Mohamed Aïssa a également fait savoir qu'à la demande de la partie française des «caravanes culturelles» sillonneraient différentes communes de France avec pour programme des conférences sur «la démarche algérienne mettant en avant l'islam modéré et du juste milieu». Accueillis il y a quelques jours à la Grande mosquée de Paris, ces imams, triés sur le volet, doivent également diriger des prières durant le ramadan.
Pour le ministre algérien des Affaires religieuses, interrogé par le média en ligne Tout sur l'Algérie (TSA) le 29 mars, la France se tournerait ainsi «vers l’expérience algérienne, qui forme de bons imams». Toujours pour TSA, Gérard Collomb déclarait, mi-mars, qu'il fallait «que l'islam redevienne cette figure de proue de la civilisation et que ce qui se fait en Algérie en la matière [était] extrêmement intéressant».
Cette image d'un islam algérien particulièrement «modéré», l'essayiste et spécialiste en géopolitique Alexandre Del Valle, interviewé par Atlantico le 27 mars, semble la partager : «Un des pôles les plus modérés de l’islam de France est depuis longtemps l’islam algérien de la Grande Mosquée de Paris», dit-il.
«On nous casse les oreilles avec l'islam de France et on fait venir des imams d'Algérie !»
Néanmoins, cette venue en France d'imams algériens n'est pas sans faire grincer des dents dans l'Hexagone. D'autant plus que la fondation de l'Islam de France, lancée en 2016 pour encadrer le culte musulman, semble montrer ses limites. «On nous casse les oreilles avec l'islam de France et on fait venir des imams d'Algérie !», s'indigne ainsi l'ancienne secrétaire d'Etat à la Jeunesse et à la Vie associative sous Nicolas Sarkozy, Jeannette Bougrab, dans Le Figaro, le 28 mars. «Comme le rappelle Boualem Sansal, "l’islamisme radical est toujours là [en Algérie], enraciné dans la population, ancré dans les institutions, se renouvelant constamment, s’adaptant aux conditions récentes, se répandant de nouveau et tissant des liens profitables avec l’internationale islamiste"», s'inquiète-t-elle également.
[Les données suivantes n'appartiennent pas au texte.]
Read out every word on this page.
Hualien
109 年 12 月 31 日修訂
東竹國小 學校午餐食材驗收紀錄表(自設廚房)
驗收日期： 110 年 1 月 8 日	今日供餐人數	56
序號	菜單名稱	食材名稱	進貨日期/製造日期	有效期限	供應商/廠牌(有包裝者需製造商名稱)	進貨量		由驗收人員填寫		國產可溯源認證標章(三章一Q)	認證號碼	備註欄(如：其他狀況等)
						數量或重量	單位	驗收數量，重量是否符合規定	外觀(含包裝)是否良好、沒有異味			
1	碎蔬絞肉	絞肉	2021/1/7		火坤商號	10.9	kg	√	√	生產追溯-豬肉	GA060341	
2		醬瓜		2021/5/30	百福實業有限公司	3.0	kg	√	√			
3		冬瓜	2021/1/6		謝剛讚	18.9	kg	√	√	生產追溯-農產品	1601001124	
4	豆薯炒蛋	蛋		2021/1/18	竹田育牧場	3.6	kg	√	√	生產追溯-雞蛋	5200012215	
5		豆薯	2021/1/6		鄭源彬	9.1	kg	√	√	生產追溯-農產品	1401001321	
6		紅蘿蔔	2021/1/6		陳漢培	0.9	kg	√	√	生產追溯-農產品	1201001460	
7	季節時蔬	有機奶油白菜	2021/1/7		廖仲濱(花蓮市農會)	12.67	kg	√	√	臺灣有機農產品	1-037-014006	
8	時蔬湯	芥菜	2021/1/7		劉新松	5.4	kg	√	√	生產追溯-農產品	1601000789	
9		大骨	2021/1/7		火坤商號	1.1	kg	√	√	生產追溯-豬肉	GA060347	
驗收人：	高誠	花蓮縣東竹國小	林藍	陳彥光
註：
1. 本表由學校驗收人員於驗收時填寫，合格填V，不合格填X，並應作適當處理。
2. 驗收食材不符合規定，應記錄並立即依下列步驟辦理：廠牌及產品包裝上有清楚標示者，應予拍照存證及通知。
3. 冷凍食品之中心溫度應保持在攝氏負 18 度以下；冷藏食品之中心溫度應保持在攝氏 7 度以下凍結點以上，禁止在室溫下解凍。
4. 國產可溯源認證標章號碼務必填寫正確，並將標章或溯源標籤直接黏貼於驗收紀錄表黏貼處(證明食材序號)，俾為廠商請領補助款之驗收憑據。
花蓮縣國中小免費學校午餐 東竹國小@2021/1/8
«Il est vrai, et on le constate, que ce n’est pas parce qu’un islam est français qu’il est modéré. Il y a des salafistes», fait toutefois remarquer Alexandre Del Valle. «On n’a pas de formation susceptible d’assurer la présence d’un clergé compétent et opérationnel en France, parce que peu a été fait dans la matière», poursuit-il. Les 100 imams algériens viennent-ils donc combler un manque de compétence du clergé islamique de France ?
Manuel Valls monte au créneau
Jeannette Bougrab n'est toutefois pas la seule, en France, à voir d'un mauvais œil la venue d'imams algériens pour le mois de ramadan.
«Ces accords existent avec l’Algérie comme avec le Maroc. Je pense qu’il faut, le plus vite possible, y mettre un terme, parce que ça ne correspond pas à l’idée qu’on doit se faire d’un islam des Lumières en France, d’un islam de France», a ainsi fustigé le député apparenté La République en marche (LREM), Manuel Valls, au micro de France Info le 27 mars.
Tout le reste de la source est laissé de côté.